A ce titre, soulignons la justesse métaphorique du discours du Président du Jury, l’acteur britannique Jeremy Irons, lequel a salué la façon dont le film montrait « la toile d’araignée qu’un régime autoritaire tisse parmi les gens ordinaires en les amenant vers l’inhumanité » tout en soulignant avec ardeur que « les leçons du film sur la responsabilité individuelle vont bien au-delà de l’Iran ».

Relevons que cette éclairante métaphore illustre non seulement formellement la manière dont la trame du film est tissée mais aussi, sur le fond, la complexité de ses enjeux. Enjeux qui comme l’a souligné le Président du Jury s’inscrivent assurément dans le contexte politique dans lequel le film a vu le jour mais dont la portée est de nature universelle.

Car, malheureusement, force est de constater que certains totalitarismes progressent eux aussi de jour en jour au sein même de nos états démocratiques qui, en ardents défenseurs des droits de l’homme, se plaisent très souvent à se positionner en tant que donneurs de leçon.

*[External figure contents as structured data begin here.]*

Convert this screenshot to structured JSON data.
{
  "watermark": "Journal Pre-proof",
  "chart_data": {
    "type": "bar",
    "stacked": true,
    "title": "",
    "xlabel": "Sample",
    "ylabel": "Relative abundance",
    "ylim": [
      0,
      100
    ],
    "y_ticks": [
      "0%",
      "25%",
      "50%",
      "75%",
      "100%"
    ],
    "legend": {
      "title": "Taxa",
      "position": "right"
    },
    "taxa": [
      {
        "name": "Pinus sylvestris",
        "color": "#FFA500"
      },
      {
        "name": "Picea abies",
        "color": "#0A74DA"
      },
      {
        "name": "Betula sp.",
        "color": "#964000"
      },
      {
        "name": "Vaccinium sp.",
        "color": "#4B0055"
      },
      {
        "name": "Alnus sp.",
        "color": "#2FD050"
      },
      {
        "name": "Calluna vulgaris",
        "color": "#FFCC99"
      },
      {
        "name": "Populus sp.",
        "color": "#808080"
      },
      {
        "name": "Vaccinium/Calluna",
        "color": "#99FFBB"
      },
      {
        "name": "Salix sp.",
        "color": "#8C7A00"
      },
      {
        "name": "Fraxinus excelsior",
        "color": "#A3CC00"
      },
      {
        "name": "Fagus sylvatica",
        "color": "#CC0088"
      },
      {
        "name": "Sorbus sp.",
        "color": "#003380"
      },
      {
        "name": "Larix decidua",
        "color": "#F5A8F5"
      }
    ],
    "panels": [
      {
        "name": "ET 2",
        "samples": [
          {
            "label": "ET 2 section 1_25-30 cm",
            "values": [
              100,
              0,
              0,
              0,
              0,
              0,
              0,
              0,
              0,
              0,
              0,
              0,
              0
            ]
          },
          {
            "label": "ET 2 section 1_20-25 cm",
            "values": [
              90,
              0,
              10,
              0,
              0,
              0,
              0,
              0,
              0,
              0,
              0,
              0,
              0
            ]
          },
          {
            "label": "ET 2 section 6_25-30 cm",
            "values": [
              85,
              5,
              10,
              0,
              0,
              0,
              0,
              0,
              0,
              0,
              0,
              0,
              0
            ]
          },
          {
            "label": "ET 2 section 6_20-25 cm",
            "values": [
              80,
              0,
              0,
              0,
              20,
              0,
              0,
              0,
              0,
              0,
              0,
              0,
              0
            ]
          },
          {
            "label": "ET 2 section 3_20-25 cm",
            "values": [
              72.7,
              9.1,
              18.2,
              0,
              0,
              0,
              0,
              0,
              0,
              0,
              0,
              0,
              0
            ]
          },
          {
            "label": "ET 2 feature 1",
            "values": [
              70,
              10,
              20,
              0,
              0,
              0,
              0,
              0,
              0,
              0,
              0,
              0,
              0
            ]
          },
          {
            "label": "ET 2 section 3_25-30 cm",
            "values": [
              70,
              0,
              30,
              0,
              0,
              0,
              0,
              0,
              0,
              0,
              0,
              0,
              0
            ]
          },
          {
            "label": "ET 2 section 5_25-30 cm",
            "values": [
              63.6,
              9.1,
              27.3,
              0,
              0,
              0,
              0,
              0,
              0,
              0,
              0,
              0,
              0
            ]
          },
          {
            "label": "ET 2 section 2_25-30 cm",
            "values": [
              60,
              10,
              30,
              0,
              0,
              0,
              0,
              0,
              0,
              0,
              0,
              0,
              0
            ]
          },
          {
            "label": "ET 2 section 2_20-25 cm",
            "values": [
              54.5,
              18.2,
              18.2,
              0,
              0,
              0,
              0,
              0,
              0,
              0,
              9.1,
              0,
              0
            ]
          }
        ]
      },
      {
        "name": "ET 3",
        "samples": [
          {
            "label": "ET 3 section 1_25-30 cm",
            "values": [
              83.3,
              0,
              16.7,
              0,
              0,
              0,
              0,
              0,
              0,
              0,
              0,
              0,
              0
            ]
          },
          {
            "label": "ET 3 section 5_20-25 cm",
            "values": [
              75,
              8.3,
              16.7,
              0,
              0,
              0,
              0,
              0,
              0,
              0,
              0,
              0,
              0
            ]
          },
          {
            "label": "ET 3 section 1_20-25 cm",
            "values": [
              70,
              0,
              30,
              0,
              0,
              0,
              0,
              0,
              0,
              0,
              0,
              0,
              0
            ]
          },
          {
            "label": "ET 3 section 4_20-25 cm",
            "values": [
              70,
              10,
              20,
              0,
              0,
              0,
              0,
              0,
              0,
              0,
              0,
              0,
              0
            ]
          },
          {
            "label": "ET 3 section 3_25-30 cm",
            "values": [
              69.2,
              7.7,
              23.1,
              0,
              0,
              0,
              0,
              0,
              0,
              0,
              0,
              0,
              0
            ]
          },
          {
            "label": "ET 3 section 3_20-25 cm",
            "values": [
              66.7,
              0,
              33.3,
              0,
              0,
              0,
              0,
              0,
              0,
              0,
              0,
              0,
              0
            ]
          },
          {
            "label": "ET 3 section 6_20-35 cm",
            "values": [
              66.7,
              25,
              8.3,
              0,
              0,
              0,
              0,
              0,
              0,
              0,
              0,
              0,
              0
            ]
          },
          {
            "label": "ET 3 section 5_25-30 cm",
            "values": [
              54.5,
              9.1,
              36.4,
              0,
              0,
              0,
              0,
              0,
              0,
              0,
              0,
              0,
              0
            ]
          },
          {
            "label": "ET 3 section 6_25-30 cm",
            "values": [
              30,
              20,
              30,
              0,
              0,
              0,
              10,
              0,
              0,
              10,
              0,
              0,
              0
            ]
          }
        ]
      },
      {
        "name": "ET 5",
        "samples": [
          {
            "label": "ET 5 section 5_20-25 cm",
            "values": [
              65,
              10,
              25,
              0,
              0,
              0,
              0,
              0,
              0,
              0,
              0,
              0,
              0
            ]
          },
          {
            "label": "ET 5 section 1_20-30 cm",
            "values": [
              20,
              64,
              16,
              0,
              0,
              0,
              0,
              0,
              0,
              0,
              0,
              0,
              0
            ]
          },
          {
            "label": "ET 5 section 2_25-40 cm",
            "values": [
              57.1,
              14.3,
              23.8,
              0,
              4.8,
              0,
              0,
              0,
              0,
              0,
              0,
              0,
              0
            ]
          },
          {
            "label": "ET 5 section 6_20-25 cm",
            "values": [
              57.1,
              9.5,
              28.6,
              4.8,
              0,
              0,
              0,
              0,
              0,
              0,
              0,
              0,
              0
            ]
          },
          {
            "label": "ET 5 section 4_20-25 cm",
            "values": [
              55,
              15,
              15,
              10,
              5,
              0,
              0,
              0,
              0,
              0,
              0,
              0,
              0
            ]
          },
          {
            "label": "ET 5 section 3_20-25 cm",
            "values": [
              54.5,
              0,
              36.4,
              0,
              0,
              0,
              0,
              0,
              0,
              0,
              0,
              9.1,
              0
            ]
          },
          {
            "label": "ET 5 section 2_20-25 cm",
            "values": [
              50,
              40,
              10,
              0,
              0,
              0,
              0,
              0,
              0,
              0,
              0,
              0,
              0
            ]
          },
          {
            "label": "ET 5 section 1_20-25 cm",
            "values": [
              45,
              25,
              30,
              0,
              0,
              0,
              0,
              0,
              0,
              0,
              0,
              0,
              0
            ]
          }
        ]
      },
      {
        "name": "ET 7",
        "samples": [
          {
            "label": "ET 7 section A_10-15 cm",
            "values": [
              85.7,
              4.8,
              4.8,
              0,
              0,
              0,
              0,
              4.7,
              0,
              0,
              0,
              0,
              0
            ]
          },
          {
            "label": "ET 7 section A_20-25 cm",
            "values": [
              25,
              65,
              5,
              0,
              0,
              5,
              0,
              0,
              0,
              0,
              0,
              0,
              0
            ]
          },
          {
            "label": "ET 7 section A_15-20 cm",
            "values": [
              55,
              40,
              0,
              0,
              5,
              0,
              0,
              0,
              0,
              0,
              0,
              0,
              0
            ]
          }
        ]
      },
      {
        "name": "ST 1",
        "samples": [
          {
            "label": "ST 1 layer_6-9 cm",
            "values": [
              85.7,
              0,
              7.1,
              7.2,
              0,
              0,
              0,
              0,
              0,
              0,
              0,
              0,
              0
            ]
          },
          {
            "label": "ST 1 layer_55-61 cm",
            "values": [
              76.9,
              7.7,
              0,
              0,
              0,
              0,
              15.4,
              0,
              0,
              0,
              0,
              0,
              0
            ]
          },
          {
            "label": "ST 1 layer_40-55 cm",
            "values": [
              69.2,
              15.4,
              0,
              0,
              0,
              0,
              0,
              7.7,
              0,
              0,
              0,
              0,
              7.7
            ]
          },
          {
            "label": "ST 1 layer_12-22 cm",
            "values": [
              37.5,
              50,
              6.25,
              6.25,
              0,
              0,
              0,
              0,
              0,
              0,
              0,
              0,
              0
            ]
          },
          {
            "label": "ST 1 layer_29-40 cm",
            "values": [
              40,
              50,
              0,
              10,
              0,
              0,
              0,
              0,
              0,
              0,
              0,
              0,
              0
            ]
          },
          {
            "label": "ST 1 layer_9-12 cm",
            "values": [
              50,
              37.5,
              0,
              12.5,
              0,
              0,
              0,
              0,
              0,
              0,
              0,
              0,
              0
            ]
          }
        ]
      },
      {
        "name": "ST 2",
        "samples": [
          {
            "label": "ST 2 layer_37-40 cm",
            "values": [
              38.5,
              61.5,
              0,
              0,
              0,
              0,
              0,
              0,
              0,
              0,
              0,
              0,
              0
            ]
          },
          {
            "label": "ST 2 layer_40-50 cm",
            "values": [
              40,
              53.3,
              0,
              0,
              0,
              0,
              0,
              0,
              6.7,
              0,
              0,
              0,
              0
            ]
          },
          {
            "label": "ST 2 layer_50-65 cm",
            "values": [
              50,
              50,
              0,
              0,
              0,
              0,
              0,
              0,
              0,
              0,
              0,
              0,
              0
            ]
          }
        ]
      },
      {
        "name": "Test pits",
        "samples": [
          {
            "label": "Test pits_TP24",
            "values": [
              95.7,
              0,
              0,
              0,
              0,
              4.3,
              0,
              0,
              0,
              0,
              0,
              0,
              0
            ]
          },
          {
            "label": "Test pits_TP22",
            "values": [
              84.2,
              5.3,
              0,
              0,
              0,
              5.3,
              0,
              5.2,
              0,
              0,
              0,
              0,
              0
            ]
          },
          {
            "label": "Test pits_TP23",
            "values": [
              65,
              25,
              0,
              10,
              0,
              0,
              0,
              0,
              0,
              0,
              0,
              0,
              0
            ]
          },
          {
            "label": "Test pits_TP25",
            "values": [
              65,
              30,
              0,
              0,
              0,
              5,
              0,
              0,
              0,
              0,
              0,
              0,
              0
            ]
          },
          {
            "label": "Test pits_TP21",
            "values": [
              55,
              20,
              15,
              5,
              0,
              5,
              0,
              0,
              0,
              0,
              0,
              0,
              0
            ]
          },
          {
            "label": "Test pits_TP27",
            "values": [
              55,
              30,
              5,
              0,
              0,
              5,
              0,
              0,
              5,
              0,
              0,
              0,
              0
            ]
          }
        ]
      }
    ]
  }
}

Comment qualifier le sort que réservent nos grandes et belles démocraties aux lanceurs d’alerte ? Quelles conclusions tirer du dernier rapport de Reporters sans frontières, qui, exception faite des pays nordiques, dénonce une très nette régression de la liberté de la presse sous nos latitudes ? Et enfin, souffre-t-on d’amnésie historique face à un gouvernement qui opère des coupes budgétaires drastiques dans ses budgets culturels, mû par la seule idée de favoriser le financement d’un art officiel et servile, correspondant à un idéal identitaire communautariste ?

Où est le mal ? Is there really no harm ?

Christie Huysmans

[1Il est important de souligner ici la liberté artistique que Mohammad Rasoulof a prise par rapport à la réalité actuelle des faits et qui doit être comprise comme un élément de force symbolique : si le film nous confronte à des jeunes soldats, qui, dans le cadre de leur service militaire, sont contraints de procéder à des exécutions ; celles-ci, bien que toujours pratiquées en Iran, ne sont plus de leurs faits.